Я попрошу Па еще раз приехать сюда, – докладывал он Тео о своем плане. – И тогда я покажу ему то, чего он не ожидает: Син с малышом, опрятный дом, мастерскую, полную моих работ… Думаю, что все это произведет на отца более глубокое и более благоприятное впечатление… А что касается его мнения по поводу моего брака, то, полагаю, он скажет: «Женись на ней»…
Всего за две недели до приезда Тео Винсенту выпал случай проверить, насколько оправданы его надежды на идиллическое примирение. Утром 18 июля на пороге квартиры в доме номер 136 по Схенквег появился Х. Г. Терстех. Перед его глазами предстала та самая волшебная сцена, с помощью которой Винсент надеялся растопить сердца: Син с ребенком на руках.
«Что означают эта женщина и этот ребенок? – спросил Терстех. – Это твоя модель или что-то еще?» Захваченный врасплох, Винсент принялся бормотать объяснения, но Терстех счел его притязания на роль главы семейства «смехотворными». Терстех осведомился у Винсента, не сошел ли тот с ума, предположив, «что все это – следствие душевного и физического нездоровья». Он пригрозил написать его родителям, сообщить об очередном бесчестье, которое навлек на семью их сын. Терстех сравнил Винсента «с глупцом, который надумал утопиться». Но самый жестокий удар он приберег напоследок. Минуя Син по пути к выходу, Терстех бросил Винсенту, что женщина будет с ним несчастна.
Как только Терстех ушел, Винсент схватился за перо и, разрываясь от запоздалого негодования, настрочил Тео яростное письмо. Он называл Терстеха «недоброжелательным, высокомерным, бестактным, нескромным», протестовал против его «вмешательства в мои самые интимные и личные дела» и возмущался «жандармским тоном» бывшего начальника. «Если бы Син тонула у него на глазах, он бы наверняка продолжал хладнокровно смотреть, – не жалел яда Винсент, – пальцем бы не шевельнул, а потом бы сказал, что это на благо общества». Высказанное Терстехом оскорбительное предположение, что намерение Винсента завести жену и детей – признак безумия, привело его в ярость.

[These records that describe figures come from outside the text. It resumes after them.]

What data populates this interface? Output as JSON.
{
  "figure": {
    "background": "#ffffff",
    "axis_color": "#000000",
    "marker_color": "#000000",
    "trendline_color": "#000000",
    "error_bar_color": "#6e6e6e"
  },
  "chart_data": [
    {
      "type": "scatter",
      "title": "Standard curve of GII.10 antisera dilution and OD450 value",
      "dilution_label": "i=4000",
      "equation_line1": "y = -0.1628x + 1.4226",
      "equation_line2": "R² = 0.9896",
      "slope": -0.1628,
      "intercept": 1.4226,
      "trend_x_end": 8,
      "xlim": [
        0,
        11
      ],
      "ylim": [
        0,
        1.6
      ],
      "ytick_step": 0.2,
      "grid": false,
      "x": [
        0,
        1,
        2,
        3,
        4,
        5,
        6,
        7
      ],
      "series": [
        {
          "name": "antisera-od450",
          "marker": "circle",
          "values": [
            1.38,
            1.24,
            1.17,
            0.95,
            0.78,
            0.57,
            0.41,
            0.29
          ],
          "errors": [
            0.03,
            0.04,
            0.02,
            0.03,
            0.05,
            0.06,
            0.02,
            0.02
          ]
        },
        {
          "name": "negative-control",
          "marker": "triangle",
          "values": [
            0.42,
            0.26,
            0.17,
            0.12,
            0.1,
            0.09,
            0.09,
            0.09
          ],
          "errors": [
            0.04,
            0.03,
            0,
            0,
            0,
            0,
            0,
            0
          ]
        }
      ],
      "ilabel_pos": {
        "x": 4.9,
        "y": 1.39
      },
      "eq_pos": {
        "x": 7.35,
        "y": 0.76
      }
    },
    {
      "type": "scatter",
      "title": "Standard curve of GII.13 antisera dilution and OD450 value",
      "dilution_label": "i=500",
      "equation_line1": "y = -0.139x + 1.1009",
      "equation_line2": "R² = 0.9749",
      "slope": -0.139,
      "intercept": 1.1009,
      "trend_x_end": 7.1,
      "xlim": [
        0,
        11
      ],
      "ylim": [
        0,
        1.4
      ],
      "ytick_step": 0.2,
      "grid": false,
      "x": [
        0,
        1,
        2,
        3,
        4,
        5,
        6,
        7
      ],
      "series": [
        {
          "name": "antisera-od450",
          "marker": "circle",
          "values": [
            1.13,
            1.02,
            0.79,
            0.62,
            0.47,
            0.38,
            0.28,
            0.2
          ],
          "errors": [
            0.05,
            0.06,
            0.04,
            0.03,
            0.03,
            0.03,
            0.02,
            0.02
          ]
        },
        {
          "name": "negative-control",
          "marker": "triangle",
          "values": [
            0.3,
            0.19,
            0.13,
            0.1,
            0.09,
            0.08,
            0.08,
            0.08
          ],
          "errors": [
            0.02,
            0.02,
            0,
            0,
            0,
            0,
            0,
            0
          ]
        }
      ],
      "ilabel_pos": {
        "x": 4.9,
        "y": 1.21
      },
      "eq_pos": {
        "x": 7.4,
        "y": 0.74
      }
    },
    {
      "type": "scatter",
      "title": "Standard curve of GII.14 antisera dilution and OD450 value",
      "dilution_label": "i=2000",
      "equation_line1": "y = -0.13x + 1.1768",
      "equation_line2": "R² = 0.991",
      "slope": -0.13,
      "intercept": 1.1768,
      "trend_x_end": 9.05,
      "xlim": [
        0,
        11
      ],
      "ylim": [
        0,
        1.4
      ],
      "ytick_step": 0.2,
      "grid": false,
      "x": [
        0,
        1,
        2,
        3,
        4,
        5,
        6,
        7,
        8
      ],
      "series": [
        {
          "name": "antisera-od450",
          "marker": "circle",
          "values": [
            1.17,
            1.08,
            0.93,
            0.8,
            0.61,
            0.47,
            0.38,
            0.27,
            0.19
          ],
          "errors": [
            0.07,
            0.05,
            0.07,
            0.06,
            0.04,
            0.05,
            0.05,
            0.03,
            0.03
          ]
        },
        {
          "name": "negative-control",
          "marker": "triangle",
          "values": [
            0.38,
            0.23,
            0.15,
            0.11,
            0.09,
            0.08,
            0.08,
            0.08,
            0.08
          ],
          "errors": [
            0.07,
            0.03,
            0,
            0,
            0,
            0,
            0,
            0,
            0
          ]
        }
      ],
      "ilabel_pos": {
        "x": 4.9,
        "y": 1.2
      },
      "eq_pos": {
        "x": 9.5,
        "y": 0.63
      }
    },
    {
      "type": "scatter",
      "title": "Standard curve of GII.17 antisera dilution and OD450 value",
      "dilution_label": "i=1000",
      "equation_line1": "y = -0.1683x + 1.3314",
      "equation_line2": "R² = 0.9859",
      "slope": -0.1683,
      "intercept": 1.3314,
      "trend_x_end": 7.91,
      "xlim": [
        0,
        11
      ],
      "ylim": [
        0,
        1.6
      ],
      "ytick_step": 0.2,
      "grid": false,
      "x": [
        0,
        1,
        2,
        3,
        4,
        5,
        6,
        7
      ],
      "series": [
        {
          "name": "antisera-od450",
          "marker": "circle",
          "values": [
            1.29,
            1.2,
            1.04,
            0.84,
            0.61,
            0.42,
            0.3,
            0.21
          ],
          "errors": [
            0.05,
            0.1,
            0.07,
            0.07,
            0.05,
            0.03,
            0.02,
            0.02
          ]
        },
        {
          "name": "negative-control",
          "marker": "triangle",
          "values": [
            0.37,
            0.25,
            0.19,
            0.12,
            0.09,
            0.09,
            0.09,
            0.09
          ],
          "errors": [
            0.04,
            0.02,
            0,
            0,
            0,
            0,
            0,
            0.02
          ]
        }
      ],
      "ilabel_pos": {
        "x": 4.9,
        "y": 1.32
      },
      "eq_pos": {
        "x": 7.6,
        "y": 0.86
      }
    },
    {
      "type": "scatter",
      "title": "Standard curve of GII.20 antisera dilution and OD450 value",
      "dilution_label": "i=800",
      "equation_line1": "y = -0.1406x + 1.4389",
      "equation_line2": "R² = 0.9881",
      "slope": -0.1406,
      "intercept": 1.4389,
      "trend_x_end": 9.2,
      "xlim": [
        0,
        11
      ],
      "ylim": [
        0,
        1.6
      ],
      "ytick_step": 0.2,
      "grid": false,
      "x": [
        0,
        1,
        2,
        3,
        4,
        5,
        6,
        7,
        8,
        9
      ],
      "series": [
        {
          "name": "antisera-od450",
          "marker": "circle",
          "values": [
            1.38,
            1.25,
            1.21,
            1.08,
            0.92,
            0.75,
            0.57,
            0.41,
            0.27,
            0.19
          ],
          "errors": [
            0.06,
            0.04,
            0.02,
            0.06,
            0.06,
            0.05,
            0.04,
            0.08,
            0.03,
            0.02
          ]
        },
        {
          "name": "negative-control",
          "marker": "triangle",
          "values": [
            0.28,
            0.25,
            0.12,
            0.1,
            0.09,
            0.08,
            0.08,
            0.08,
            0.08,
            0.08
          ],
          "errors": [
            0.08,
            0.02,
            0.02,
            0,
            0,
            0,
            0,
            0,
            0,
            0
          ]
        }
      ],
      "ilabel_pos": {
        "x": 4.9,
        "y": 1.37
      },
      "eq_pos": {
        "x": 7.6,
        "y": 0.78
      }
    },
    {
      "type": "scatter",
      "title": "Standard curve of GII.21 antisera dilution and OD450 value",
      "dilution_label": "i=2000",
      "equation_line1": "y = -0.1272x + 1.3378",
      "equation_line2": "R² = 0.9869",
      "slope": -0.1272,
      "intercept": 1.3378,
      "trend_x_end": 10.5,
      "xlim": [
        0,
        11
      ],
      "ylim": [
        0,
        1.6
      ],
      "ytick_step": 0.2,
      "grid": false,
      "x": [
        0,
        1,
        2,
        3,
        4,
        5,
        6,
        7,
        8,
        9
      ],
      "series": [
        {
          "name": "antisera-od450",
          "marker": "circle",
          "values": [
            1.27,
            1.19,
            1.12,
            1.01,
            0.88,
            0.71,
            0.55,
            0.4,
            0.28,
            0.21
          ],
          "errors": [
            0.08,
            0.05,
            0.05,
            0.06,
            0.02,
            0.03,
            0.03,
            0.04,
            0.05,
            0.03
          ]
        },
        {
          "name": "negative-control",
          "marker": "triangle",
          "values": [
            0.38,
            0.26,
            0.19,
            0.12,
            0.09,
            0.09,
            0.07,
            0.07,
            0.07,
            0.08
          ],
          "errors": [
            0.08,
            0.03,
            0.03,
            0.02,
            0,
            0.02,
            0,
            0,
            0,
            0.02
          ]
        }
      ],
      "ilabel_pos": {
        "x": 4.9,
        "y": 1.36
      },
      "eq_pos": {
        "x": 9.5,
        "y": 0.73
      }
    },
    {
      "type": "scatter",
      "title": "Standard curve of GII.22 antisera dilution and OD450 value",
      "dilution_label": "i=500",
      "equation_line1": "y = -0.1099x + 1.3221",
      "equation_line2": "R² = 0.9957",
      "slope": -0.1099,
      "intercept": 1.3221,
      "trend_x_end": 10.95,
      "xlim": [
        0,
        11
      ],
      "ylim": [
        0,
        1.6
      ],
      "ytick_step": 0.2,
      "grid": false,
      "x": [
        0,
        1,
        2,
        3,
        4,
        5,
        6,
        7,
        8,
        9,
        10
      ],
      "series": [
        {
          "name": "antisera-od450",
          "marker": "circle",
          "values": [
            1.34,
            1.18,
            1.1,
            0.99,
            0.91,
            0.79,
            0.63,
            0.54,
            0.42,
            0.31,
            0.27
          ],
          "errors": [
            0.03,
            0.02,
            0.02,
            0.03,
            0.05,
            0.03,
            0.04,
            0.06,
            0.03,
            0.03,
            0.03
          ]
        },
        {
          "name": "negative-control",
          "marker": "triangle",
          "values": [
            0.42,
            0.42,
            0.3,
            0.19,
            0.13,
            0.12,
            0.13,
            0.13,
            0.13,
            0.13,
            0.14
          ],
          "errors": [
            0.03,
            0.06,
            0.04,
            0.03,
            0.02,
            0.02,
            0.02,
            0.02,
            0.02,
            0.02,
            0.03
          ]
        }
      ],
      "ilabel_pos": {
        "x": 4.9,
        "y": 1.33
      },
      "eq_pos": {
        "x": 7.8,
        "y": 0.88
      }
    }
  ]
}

Никогда ни один врач не говорил со мной в таком тоне, как осмелился это сделать Терстех сегодня утром, – будто во мне есть нечто ненормальное, будто я не способен думать сам и голова моя не в порядке. Да, ни один врач не говорил со мной так ни прежде, ни теперь. Конечно, конституция у меня нервная, но в этом нет решительно ничего порочного. Поэтому Терстех оскорбил меня не менее тяжко, пожалуй, даже более, чем отец, пожелавший упрятать меня в сумасшедший дом. Я не желаю выслушивать подобные оскорбления.
Но все эти гневные вопли и обещания отомстить были бессильны скрыть главное: нанесенный Винсенту сокрушительный удар причинял ему ужасные страдания. Признавая, что «несвоевременное вмешательство» Терстеха в его отношения с родителями способно «причинить немало горестей», он до поры решил отказаться от намерения жениться на Син. «Предлагаю отложить историю с моим гражданским браком на неопределенное время, – писал Винсент на следующий день, – пока я не продвинусь в рисовании настолько, что стану независим». С примирением, таким образом, тоже можно было подождать.
Оставался только Тео. В течение нескольких недель, прошедших между визитом Терстеха и приездом брата, Винсента охватило отчаянное желание завоевать поддержку Тео. В письмах он молил брата попытаться понять его: «Я хочу делать рисунки, глядя на которые люди могли бы сказать: „Этот человек чувствует так глубоко, так тонко“. Несмотря на мою так называемую грубость – понимаешь? – а возможно, именно благодаря ей… я хотел бы своей работой показать, что таится в сердце этого чудака, этого ничтожества».